Could Tale of Two Citis End Happily After All?

Citigroup Inc.'s corner-turning first-quarter performance reflected more than just a boffo bond trading business and a well-timed economic recovery in overseas markets.

The best showing for Citi [C] in 11 quarters also validated Chief Executive Vikram Pandit's decision more than a year ago to split Citi into a good bank and a bad bank, a strategy that has helped keep the company's trouble spots from muddying the focus on healthier businesses, while giving executives breathing room as they try to figure out the best ways to dispose of unwanted assets.

"Part of Citi's recovery was waiting out the financial panic, giving them enough time to see asset valuations recover from the ultra-harsh fair-value markets that were seen a year ago," said Gary Townsend, the CEO of Hill-Townsend Capital LLC in Chevy Chase, Md. "I think, in retrospect, maybe the important thing was that they articulate a plan that was reasonably coherent. They articulated one, and they've acted on it."

Revenue for Citicorp, the collection of businesses that Citi intends to keep, jumped 35% from the previous quarter, driven by growth in securities and banking.

Meanwhile, Citi Holdings, custodian of the assets slated to be sold or wound down, reported a 26% revenue increase and narrowed its loss considerably, as a broad recovery in the markets let the company mark up the value of subprime-related securities and the like.

At the bottom line, Citi earned $4.4 billion — 15 cents a share — surpassing analysts' average forecast of a break-even quarter. And the numbers were clean enough to render them virtually unrecognizable as Citi's, at least to anyone who had grown accustomed to seeing laundry lists of one-time gains and charges that challenged analysis and defied the steadfast optimism that Pandit always projected to investors.

This time, Pandit had the goods to back up his enthusiasm for the company's prospects.

Revenue from the banking and securities division more than doubled from the previous quarter; expenses fell 6%, and net credit losses contracted for a third consecutive quarter.

And though Pandit's rechristening of Citi as "America's global bank" surely induced eyeball-rolling somewhere, his more matter-of-fact pronouncements about the company seemed beyond reproach Monday.

"Citi today is fundamentally a very different company from what it was only two years ago," said Pandit, who has overseen hundreds of billions of dollars in asset reductions, massive payroll cuts, several rounds of management shakeups and a series of dealings with regulators that yielded much drama but also the backing the company needed to weather the worst of the crisis.

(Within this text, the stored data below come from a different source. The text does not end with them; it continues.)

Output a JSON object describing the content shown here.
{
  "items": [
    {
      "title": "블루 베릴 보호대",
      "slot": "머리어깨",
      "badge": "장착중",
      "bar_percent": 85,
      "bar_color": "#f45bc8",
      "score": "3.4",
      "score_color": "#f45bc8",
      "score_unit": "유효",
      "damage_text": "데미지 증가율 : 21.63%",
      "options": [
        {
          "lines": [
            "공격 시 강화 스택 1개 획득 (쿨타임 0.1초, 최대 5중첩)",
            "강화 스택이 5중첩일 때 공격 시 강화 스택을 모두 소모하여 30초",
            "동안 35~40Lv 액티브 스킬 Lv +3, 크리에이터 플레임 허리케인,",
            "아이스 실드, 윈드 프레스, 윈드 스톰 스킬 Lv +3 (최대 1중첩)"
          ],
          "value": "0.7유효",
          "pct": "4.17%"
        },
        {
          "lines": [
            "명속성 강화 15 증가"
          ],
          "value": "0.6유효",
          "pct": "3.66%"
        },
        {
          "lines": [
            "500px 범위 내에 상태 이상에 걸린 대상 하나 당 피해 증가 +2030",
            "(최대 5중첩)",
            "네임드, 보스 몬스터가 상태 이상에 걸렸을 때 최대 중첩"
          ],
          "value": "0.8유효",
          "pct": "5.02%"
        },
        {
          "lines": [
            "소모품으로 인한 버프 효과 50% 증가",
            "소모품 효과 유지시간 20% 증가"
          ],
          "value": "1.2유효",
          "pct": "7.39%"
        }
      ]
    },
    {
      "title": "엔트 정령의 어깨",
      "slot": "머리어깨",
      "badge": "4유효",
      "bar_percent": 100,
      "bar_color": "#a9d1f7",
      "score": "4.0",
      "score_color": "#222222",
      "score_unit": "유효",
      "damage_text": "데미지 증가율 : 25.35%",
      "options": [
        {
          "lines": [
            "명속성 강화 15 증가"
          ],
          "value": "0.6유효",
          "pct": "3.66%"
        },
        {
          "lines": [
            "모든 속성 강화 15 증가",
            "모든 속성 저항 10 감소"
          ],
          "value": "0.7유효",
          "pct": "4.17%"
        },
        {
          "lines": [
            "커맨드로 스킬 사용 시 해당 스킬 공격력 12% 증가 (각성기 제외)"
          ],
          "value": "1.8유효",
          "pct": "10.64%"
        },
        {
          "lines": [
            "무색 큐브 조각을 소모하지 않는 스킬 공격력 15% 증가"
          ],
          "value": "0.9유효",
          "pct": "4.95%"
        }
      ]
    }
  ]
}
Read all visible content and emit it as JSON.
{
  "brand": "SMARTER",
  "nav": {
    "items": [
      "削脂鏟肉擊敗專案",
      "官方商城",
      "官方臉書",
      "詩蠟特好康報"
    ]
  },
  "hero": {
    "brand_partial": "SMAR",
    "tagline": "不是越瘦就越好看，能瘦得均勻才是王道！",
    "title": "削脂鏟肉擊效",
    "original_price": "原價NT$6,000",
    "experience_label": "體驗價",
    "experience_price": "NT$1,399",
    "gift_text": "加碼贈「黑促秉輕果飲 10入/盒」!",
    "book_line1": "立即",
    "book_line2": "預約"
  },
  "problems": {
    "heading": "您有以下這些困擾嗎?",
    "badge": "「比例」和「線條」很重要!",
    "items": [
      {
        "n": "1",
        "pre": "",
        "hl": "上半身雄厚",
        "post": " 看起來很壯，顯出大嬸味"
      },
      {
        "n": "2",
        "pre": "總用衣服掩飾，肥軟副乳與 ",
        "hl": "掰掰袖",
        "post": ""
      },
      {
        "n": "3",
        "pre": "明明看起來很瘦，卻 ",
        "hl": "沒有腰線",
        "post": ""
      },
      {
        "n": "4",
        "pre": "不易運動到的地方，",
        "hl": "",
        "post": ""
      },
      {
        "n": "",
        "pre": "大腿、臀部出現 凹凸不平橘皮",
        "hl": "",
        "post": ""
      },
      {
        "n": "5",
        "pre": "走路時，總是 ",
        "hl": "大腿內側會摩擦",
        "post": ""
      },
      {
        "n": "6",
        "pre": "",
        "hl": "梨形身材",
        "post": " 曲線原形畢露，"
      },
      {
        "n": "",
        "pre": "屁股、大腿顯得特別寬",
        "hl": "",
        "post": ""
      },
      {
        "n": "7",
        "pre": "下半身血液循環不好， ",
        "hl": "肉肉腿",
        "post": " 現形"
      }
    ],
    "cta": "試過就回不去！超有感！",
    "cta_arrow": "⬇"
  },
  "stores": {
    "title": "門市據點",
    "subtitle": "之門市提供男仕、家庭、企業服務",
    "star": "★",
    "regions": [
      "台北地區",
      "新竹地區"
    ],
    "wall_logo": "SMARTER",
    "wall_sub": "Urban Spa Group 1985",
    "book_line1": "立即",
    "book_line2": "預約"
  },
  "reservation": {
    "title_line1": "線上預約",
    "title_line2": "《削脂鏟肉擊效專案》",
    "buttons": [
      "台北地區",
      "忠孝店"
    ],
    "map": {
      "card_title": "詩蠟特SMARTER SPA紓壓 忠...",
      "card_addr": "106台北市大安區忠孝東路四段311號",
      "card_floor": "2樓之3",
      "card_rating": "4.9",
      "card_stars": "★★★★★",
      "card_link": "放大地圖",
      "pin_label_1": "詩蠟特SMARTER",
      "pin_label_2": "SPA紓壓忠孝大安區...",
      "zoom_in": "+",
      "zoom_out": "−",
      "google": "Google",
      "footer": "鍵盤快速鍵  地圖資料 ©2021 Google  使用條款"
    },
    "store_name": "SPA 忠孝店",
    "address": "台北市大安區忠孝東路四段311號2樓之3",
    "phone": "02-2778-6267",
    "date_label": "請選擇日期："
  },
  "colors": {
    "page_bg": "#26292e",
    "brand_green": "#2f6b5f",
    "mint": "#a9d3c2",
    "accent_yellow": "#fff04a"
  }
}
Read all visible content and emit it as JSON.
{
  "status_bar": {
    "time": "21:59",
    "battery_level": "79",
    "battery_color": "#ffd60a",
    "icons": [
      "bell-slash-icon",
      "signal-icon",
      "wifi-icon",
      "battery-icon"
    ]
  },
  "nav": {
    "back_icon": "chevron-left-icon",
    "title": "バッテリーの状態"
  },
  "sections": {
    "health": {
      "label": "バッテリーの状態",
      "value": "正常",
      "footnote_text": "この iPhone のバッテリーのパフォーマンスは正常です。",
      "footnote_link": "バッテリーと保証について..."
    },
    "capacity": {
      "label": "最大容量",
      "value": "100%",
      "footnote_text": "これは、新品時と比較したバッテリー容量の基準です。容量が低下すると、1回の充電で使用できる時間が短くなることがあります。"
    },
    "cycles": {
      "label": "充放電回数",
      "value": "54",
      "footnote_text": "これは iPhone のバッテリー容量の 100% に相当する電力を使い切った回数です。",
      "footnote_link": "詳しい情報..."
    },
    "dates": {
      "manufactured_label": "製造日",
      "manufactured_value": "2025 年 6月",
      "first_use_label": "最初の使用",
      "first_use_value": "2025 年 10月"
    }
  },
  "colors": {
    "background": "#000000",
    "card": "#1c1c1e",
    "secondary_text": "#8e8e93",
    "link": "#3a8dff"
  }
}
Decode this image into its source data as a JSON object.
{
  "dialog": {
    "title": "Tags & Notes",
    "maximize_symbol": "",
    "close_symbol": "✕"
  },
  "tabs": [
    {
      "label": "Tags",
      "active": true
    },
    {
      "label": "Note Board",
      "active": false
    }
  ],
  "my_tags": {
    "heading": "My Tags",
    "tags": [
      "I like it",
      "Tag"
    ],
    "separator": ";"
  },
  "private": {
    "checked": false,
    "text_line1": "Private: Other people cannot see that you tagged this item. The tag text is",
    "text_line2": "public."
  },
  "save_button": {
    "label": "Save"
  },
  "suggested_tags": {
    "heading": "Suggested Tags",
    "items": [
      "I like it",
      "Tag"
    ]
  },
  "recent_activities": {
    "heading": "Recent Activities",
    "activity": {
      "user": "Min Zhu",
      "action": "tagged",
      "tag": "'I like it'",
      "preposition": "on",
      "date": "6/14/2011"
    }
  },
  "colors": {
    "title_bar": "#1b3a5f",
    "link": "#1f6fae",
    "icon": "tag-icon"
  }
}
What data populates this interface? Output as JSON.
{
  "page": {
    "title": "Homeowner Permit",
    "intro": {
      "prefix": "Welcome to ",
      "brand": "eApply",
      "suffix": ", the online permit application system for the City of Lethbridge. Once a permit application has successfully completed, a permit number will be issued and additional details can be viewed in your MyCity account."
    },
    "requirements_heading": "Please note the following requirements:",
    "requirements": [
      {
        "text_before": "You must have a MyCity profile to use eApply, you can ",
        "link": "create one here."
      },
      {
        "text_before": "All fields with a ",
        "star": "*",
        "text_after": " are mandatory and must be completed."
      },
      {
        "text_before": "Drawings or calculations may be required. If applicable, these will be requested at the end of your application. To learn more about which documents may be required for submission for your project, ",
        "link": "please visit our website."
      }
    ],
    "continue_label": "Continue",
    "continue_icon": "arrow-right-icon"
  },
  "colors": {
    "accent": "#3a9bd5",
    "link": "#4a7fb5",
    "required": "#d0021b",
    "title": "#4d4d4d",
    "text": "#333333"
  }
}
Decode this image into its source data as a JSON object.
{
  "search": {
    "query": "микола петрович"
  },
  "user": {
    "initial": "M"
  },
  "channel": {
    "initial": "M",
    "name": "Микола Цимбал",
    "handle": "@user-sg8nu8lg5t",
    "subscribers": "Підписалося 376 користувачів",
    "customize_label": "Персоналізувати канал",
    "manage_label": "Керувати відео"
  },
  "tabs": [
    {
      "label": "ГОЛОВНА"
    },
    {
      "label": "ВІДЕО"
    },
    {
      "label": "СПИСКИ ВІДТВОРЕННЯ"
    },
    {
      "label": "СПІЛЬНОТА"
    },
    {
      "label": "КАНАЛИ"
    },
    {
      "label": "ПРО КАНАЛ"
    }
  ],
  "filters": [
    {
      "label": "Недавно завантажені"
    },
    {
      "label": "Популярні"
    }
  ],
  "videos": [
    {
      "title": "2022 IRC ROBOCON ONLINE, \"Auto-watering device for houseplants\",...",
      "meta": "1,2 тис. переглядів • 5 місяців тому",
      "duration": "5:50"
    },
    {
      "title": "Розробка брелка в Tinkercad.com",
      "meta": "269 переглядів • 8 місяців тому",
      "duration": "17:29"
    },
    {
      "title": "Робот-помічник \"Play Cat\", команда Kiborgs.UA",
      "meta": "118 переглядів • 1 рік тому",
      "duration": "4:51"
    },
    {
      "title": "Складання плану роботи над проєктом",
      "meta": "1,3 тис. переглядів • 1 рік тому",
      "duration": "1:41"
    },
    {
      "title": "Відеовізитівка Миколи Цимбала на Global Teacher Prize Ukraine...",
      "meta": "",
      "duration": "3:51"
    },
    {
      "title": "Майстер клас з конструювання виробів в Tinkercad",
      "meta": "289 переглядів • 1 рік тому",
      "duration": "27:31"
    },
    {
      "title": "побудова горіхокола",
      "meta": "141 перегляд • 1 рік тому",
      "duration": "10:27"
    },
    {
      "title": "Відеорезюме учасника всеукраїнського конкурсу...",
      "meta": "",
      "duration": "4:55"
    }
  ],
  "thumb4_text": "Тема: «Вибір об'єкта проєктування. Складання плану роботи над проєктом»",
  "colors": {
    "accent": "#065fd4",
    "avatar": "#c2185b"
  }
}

Pandit addressed the public reverentially in a press release disclosing the company's results, saying Citi owes taxpayers "a huge debt of gratitude for assisting us at a critical time." But he also credited the company's own initiative. The first-quarter results "were clearly helped by strong capital markets and improving credit, but net income of $4.4 billion also reflects the hard work we've done to put the company in order," he told analysts on a conference call. "We have retained our expense discipline, and we continue to reduce the risk and size of many of our legacy portfolios."

Citi drained another $27 billion from the Citi Holdings pool during the quarter, about half of which comprised natural runoff of assets. The company also continued to make headway on asset sales. Between gains booked on sales of mortgage bonds and mark-to-market accounting writeups reflecting an overall rise in market values, Citi took about $800 million in writeups on its direct subprime exposures last quarter.

John Gerspach, Citi's chief financial officer, credited the Citi Holdings strategy with helping the company improve results since it was announced in early 2009.

"Our rationale for doing it at that point in time was to improve focus. It was a little hard to ask business managers to run a combination of assets we were trying to shrink and assets we were trying to grow," Gerspach said.

The company would be moving even faster to sell assets, but it wants to avoid taking a hit on price by dumping a large inventory into markets with limited liquidity, he added.

"We are brutal on ourselves in terms of trying to improve the pace of exiting Citi Holdings," he said. "We move forward as we can."

The risk that remains in the Citi Holdings portfolio is one reason Citi executives tempered their enthusiasm just a bit, with Pandit saying that, "realistically, we do not expect our performance to follow an invariable trend line upward."

In addition to the challenges within Citi Holdings, there are the ever-present risk of volatility in investment banking and capital markets businesses and continued economic headwinds in the U.S., where unemployment has kept up the pressure on Citi's credit card business.

Net credit losses for the North American consumer banking division rose 6% last quarter, to $2.2 billion. But companywide, net credit loss fell 16%, to $8.4 billion.

"There certainly will be a certain amount of variability within our results," Gerspach said. "But I think what this quarter demonstrates [is] that we turned a corner, and that we're executing against the strategy."